Evaluating the effect of oxygen content in BN interfacial coatings on the stability of SiC/BN/SiC composites

Abstract

Boron nitride was studied as a fiber-matrix interface coating for Nicalon/SiC composites. The effect of initial O-impurity content within the as-processed BN coatings on the long-term interface stability was investigated at elevated temperatures in flowing oxygen. Two types of Nicalon/SiC composites were used for this study; one composite had a BN coating with I 1% (high-O BN) in the as-processed state. The high-O BN is actually most representative of BN coatings available commercially. The BN coatings in both the high-O and low-O BN containing composites were structurally similar.
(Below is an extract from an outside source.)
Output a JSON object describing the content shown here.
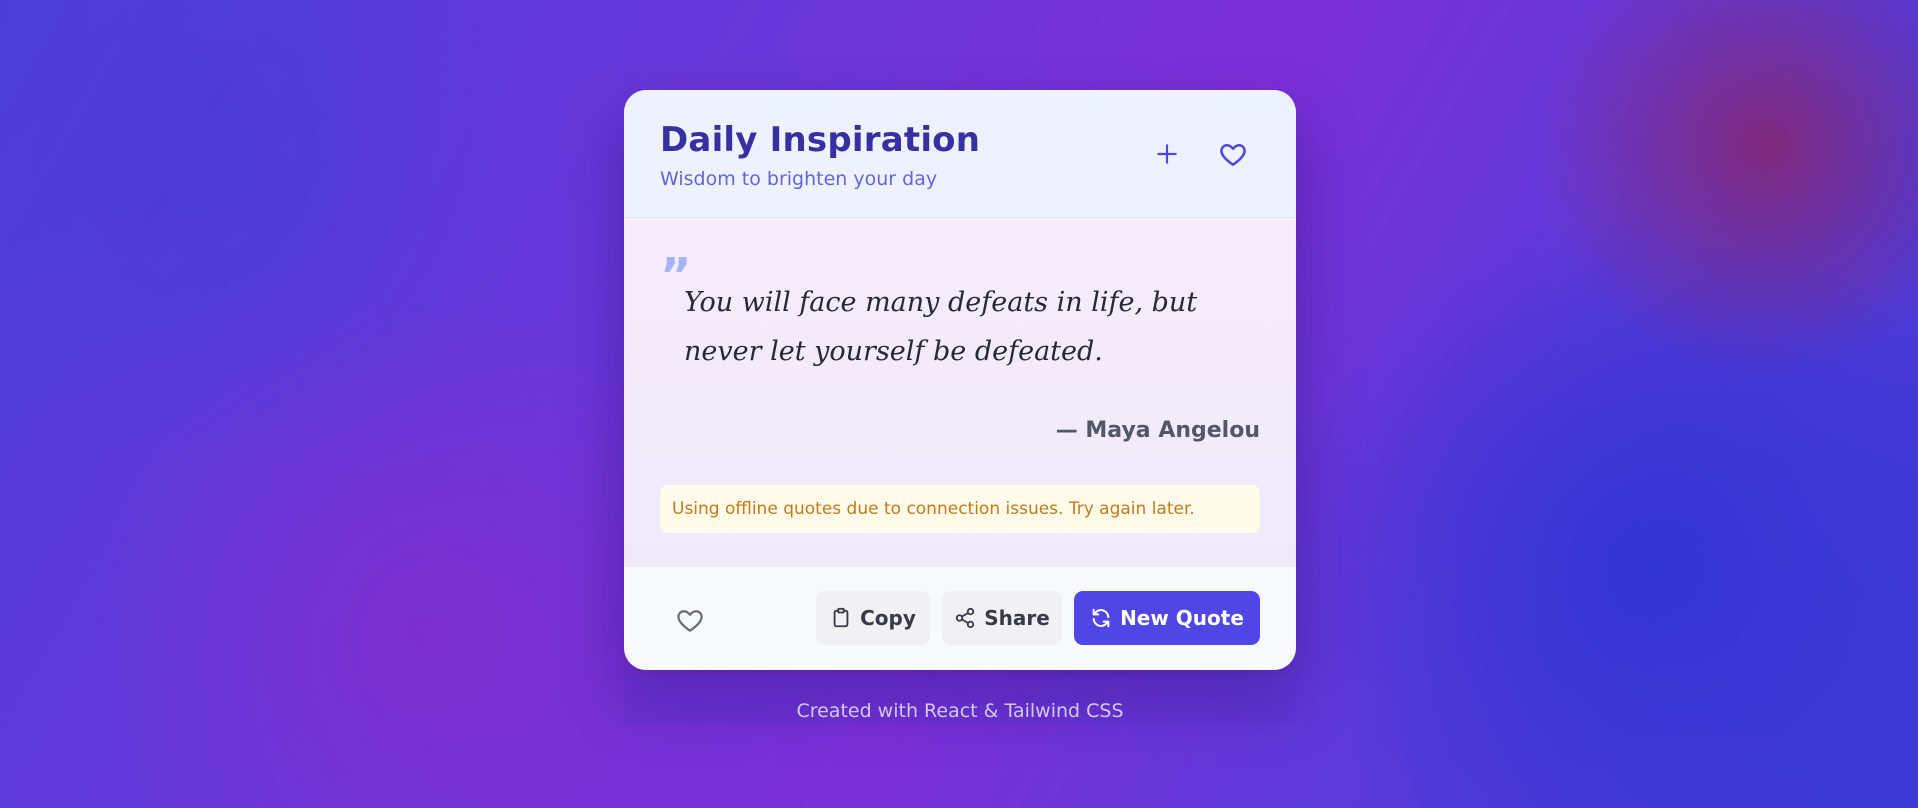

The samples used here were thinned to < 200 μm before oxidation and the final preparation for electron microscopy examination of the interface region was done after the reactions were completed. Thin samples were used to simulate maximum corrosion effects that would occur at the surface of an actual part during service. Ech sample was exposed to flowing oxygen at temperatures as high as 950°C for times up to 400 h. After each oxidation experiment, the BN coatings were examined by TEM to quantify the extent of any reaction which occurred at either the fiber/BN and BN/SiC matrix interfaces. At 950°C for 100 h, there were no interface microstructural changes observed in the low-O BN but there was extensive silica formation at the fiber/BN interfaces in the high-O BN. After 400 h at 950°C, large voids formed at the fiber/BN interface in the high-O BN sample only. Oxygen present within the initial BN coating contributed significantly to the degradation of the interfacial properties of the composite. Several techniques, including transmission electron microscopy (TEM). Auger electron spectroscopy (AES ), energy-dispersive spectrometry (EDS). and electron energy-loss spectroscopy (EELS) were used to characterize changes in structure and chemistry of the fiber-matrix interface region and to elucidate and quantify composite degradation mechanisms.